GÜNÜ DEĞİŞTİRMEYİ DÜŞÜNDÜK AMA
Türkiye’de yıllardır devam eden enflasyonun her ayın 3’ünde açıklanması uygulamasını da eleştiren Çetinkaya, bu tarihin neden belirlendiğinin sorgulanması gerektiğini söyledi. Çetinkaya, “Bu tarihi değiştirmeyi düşündünüz mü” sorusuna da “Düşündük ama ‘TÜİK makyaj yapmak için daha fazla zaman ister’ derler diye kendimizi geri çektik” yanıtını verdi.
ZAMLAR ERTELENDİĞİ İÇİN
Haziran ayında beklentilerin altında gelen enflasyonla ilgili de konuşan Çetinkaya, “Niye 1.64 çıktı enflasyon? Kamu zamlarının bir kısmı temmuza kaldı. Bu temmuz enflasyonunu etkileyecek. Bence gerekçelerden biri bu. Haziran ayı 20, 30, 40 yıllık verilere baktığınız zaman en düşük enflasyona sahip” ifadelerini kullandı.
ENAG’IN METODOLOJİSİ FARKLI
Çetinkaya her ay en enflasyon verisi açıklayan ENAG’la ilgili de konuştu. Bir araştırmanın Türkiye genelini temsil edebilmesi için uygun örnekleme yöntemlerinin kullanılması gerektiğinin altını çizen Çetinkaya, şunları kaydetti:
“TÜİK ve ENAG verileri arasındaki farkı, kira fiyatları hesaplamalarında görebiliriz.

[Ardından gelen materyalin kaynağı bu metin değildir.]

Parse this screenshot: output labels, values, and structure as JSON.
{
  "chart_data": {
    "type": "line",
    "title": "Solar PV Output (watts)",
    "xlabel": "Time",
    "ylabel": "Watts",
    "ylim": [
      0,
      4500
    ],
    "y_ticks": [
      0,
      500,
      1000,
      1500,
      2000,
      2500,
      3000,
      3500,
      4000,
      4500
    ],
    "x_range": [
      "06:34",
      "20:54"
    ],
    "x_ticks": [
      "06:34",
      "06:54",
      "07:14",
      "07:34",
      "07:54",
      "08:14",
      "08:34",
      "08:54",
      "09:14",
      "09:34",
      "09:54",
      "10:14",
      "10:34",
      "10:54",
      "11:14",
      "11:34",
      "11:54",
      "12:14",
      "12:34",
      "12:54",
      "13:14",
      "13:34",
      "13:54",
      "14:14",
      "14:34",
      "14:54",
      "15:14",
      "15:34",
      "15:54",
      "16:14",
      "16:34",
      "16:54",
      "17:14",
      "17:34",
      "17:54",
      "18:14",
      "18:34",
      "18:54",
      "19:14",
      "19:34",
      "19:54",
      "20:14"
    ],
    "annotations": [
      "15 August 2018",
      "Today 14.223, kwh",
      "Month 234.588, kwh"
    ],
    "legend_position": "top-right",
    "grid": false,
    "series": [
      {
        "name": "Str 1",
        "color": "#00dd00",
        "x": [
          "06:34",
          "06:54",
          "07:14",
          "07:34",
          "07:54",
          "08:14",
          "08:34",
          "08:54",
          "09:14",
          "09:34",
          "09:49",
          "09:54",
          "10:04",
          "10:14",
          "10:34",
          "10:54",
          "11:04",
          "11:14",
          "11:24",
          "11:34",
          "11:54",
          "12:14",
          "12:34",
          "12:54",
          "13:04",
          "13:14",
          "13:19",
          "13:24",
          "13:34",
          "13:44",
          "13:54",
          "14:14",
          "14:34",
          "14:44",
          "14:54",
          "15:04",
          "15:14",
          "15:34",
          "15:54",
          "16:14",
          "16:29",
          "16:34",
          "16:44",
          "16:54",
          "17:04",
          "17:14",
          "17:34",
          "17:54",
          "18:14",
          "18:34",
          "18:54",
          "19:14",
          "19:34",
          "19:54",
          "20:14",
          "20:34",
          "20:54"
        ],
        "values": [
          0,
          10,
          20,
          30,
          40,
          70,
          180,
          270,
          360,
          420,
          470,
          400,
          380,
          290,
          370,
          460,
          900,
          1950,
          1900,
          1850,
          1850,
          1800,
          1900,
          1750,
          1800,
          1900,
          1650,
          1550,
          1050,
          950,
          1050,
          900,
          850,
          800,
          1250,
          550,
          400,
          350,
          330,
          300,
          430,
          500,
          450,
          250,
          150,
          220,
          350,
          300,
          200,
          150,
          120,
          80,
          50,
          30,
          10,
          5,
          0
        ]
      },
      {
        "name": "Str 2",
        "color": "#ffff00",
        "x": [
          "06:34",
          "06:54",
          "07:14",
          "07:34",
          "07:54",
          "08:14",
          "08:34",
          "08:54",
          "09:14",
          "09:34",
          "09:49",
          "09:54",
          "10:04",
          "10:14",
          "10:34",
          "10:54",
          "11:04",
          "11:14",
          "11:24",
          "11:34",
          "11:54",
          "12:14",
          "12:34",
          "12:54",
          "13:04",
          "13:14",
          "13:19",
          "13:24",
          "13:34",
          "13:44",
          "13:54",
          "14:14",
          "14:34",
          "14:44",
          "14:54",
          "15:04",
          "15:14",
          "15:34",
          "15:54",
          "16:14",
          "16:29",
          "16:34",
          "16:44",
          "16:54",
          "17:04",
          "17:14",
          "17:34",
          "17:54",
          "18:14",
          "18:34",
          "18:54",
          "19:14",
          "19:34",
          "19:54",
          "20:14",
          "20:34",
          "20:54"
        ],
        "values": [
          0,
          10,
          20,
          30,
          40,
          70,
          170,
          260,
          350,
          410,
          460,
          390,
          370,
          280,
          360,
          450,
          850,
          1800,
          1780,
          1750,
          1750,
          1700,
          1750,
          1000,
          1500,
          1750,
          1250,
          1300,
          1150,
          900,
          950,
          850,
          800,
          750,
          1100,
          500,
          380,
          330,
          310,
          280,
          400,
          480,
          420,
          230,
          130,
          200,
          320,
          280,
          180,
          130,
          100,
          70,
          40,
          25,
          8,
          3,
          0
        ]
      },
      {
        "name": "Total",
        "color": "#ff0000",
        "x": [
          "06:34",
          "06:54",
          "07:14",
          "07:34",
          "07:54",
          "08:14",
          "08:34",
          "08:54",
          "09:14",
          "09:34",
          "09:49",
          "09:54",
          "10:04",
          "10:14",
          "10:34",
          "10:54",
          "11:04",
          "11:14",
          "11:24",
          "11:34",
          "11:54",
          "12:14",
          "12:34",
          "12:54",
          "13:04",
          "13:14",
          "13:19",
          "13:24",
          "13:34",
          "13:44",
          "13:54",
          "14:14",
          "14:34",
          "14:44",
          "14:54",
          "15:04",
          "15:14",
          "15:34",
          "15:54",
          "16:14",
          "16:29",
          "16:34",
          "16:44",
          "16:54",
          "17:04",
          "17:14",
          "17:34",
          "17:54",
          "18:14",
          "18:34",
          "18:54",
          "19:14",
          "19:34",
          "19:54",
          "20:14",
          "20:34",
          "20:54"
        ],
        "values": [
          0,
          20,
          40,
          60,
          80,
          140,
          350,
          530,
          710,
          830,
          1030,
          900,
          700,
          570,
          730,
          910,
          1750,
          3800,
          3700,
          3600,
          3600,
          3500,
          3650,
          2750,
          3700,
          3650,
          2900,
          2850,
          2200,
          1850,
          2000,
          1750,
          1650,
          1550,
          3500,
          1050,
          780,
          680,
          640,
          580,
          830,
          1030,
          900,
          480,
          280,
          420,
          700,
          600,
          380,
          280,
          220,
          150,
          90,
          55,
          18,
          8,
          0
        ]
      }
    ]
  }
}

TÜİK tarafından takip edilen kira fiyatları için diğer tüm mal ve hizmet fiyatlarında olduğu gibi sabit tanım ve kalitede seçilmiş olan 5 binin üzerinde konutun aylık kira değeri izlenmektedir. ENAG, her ay tüm kiracılar yeni bir eve taşınıyormuşçasına hesaplama yapıyor, internet üzerinden her ay gözlemlediği artışları yanlış şekilde üst üste ekleyerek şişirilmiş bir zam hesabı yapıyor.”